In less than 72 hours from now many kids, and many more overgrown kids will be tearing off carefully wrapped packages, and with glassy eyes head to the nearest television to plug in their Xboxes, Wiis, and an odd PlayStation 3. And after playing around for a bit, many of you will discover that these new living room monsters have amazing Internet abilities. Welcome to the sofa-web!
Wii has a new browser friend in Opera. PS3 has a built in browser, and Microsoft just might add browsing to the mix. At the risk of repeating myself, I think these devices, and their broadband abilities will open up new vistas of opportunity, a whole new Internet so to speak.
Just like the mobile Internet proved to be a brand new opportunity, the gamer Internet could add, and extend the Internet, as we know it. Opera, the browser maker that has a tiny market share in the desktop world, is a good proxy for what is to come.
They were one of the first few companies to benefit from building web standards compliant software for the mobile Internet.
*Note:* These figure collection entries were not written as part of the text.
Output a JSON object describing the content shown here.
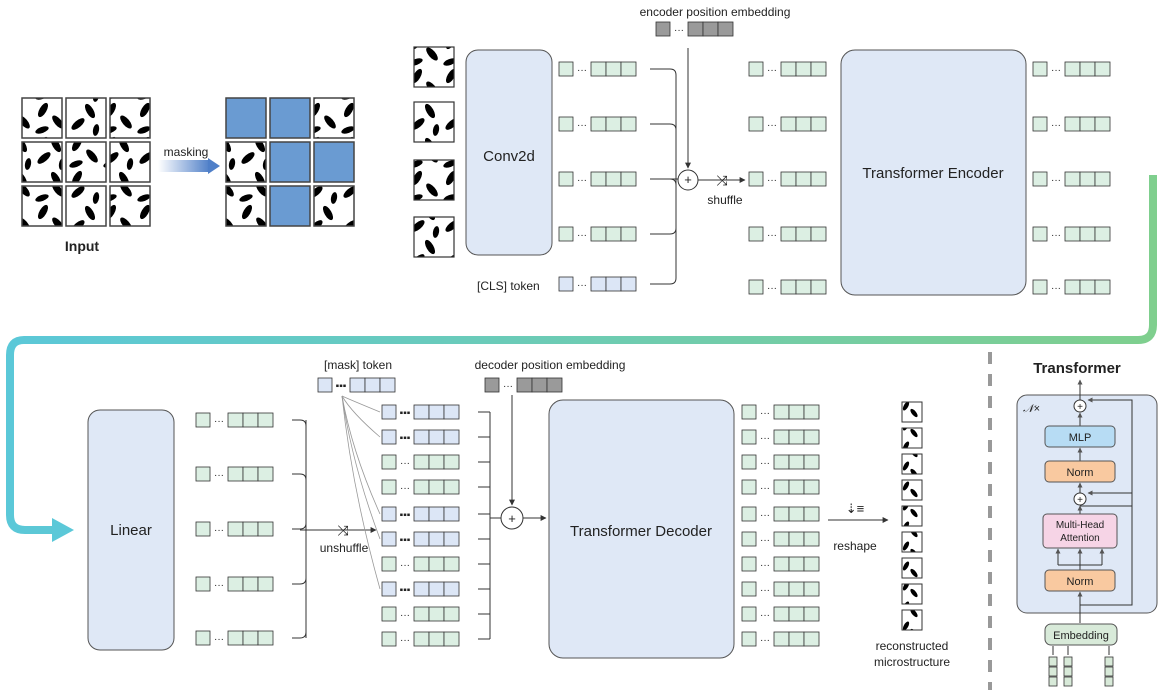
{
  "labels": {
    "input": "Input",
    "masking": "masking",
    "encoder_pos_emb": "encoder position embedding",
    "conv2d": "Conv2d",
    "cls_token": "[CLS] token",
    "shuffle": "shuffle",
    "transformer_encoder": "Transformer Encoder",
    "linear": "Linear",
    "unshuffle": "unshuffle",
    "mask_token": "[mask] token",
    "decoder_pos_emb": "decoder position embedding",
    "transformer_decoder": "Transformer Decoder",
    "reshape": "reshape",
    "reconstructed_1": "reconstructed",
    "reconstructed_2": "microstructure",
    "transformer_title": "Transformer",
    "repeat": "𝒩×",
    "mlp": "MLP",
    "norm_top": "Norm",
    "mha_1": "Multi-Head",
    "mha_2": "Attention",
    "norm_bottom": "Norm",
    "embedding": "Embedding",
    "plus": "+",
    "dots": "···"
  },
  "colors": {
    "token_green": "#dcefe3",
    "token_blue": "#dce6f6",
    "pos_gray": "#9a9a9a",
    "block_fill": "#dfe8f6",
    "mask_blue": "#6a9bd2",
    "mlp_fill": "#b7dcf4",
    "norm_fill": "#f9c9a0",
    "mha_fill": "#f6d4e6",
    "embed_fill": "#d8ead9",
    "gradient_start": "#5bc8d8",
    "gradient_end": "#7fcf8e"
  }
}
Unlike Microsoft, they did not cram a web-browser into a mobile phone. Instead they built a browser that took the web of today and repackaged it for the tiny screen.
No wonder Opera’s mobile browsers are finding their way into most name brand mobile phones. Back in April 2006, when I interviewed Jon von Tetzchner, he said that when a good browser was available on the mobile phone, the data usage of phones went up. “I think any device that is connected and has a screen is an opportunity for us,” he had said.
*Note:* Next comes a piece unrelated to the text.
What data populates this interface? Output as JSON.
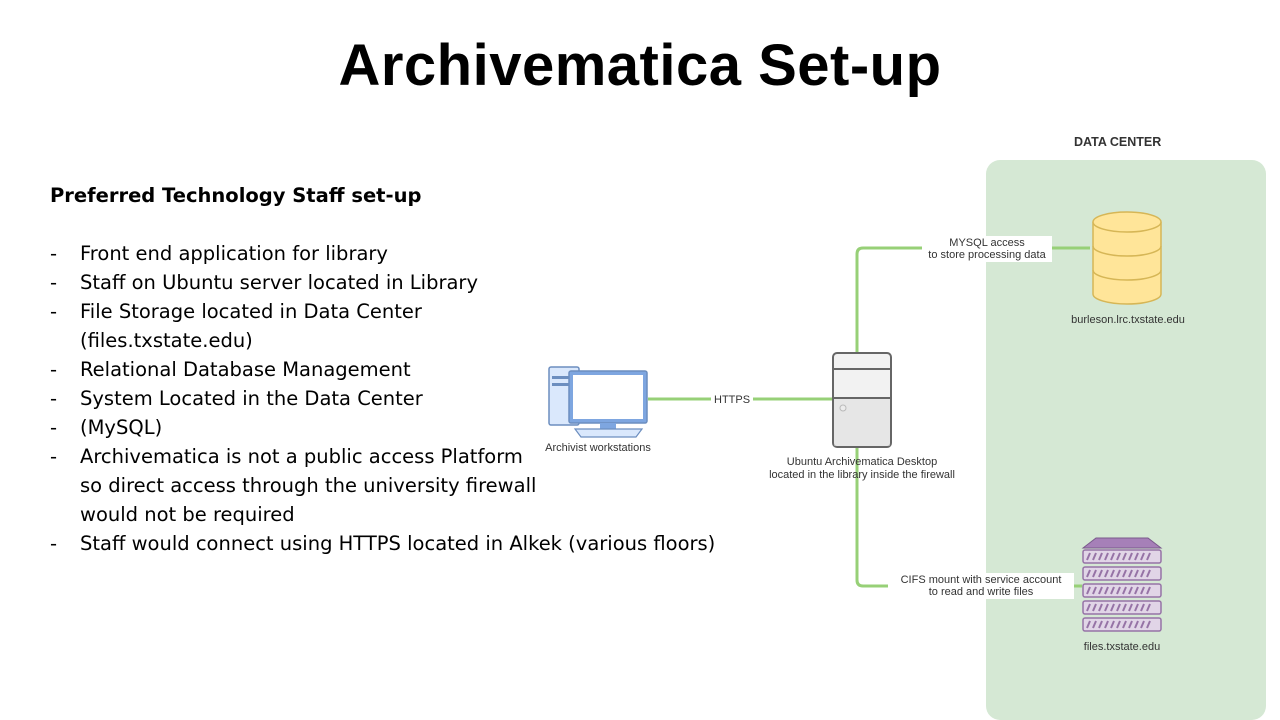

And true to form, the Norwegian software company has been quick to recognize the opportunity that the “gamer Internet” represents and has made aggressive forays to extend their reach. Michael Wolf, an analyst with ABI Research and a good buddy of ours, agrees.
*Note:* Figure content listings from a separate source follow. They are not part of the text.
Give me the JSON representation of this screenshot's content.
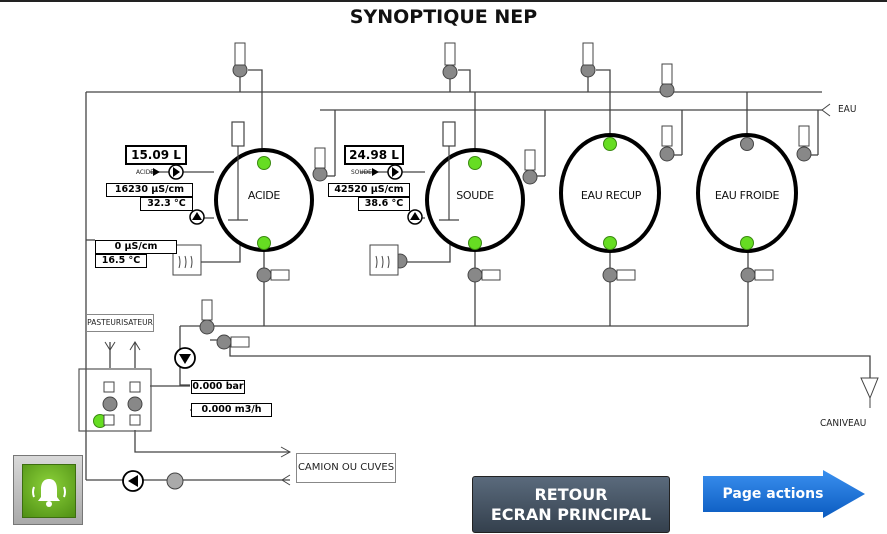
{
  "header": {
    "title": "SYNOPTIQUE NEP"
  },
  "tanks": {
    "acide": {
      "label": "ACIDE",
      "volume": "15.09 L",
      "conductivity": "16230 µS/cm",
      "temperature": "32.3 °C",
      "pump_label": "ACIDE"
    },
    "soude": {
      "label": "SOUDE",
      "volume": "24.98 L",
      "conductivity": "42520 µS/cm",
      "temperature": "38.6 °C",
      "pump_label": "SOUDE"
    },
    "eau_recup": {
      "label": "EAU RECUP"
    },
    "eau_froide": {
      "label": "EAU FROIDE"
    }
  },
  "return_line": {
    "conductivity": "0 µS/cm",
    "temperature": "16.5 °C"
  },
  "pasteurisateur": {
    "label": "PASTEURISATEUR",
    "pressure": "0.000 bar",
    "flow": "0.000 m3/h"
  },
  "outlets": {
    "eau": "EAU",
    "caniveau": "CANIVEAU",
    "camion": "CAMION OU CUVES"
  },
  "buttons": {
    "retour_line1": "RETOUR",
    "retour_line2": "ECRAN PRINCIPAL",
    "actions": "Page actions"
  },
  "icons": {
    "alarm": "bell-alarm-icon",
    "pump": "pump-icon",
    "valve": "valve-icon",
    "heater": "heater-icon"
  },
  "colors": {
    "sensor_active": "#66dd22",
    "valve_grey": "#888888",
    "button_blue": "#1e6fd0"
  }
}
Wolf says, “the browsers in game consoles could be game-changers since they are devices that will see ten-million plus installed base numbers in fairly short order and nearly all of these consoles will be broadband connected.”
“We are trying to create a new market for Rich Internet Applications and Games by bringing them into the living room using a variety of new web enabled devices like the PlayStation 3 and the Nintendo Wii,” he says. “We have developed a service called the Red Kawa Marketplace which allows people to share their web games or applications and soon they will be able to charge and get paid for them as well.”
They have for instance created an application called SofaTube, which is a “mashup of YouTube and Revver designed to be used in the living room instead of a computer.” Though it can be seen on your PC, it is made to be seen on PlayStation 3 browser, on the Nintendo Wii. I guess, the big problem will be the keyboard and typing in the text, but a bluetooth keyboard with a USB-based bluetooth adapter could do the trick.
Now a lot of people are going to think about what is the big deal? YouTube freed from PC, now on your TV, is a pretty good idea, even though the image quality will be pathetic. But that is a good forbearer of what could be a big trend: web apps to the game platforms, and then a whole ecosystem around it. Think about that when you Box with your Wii!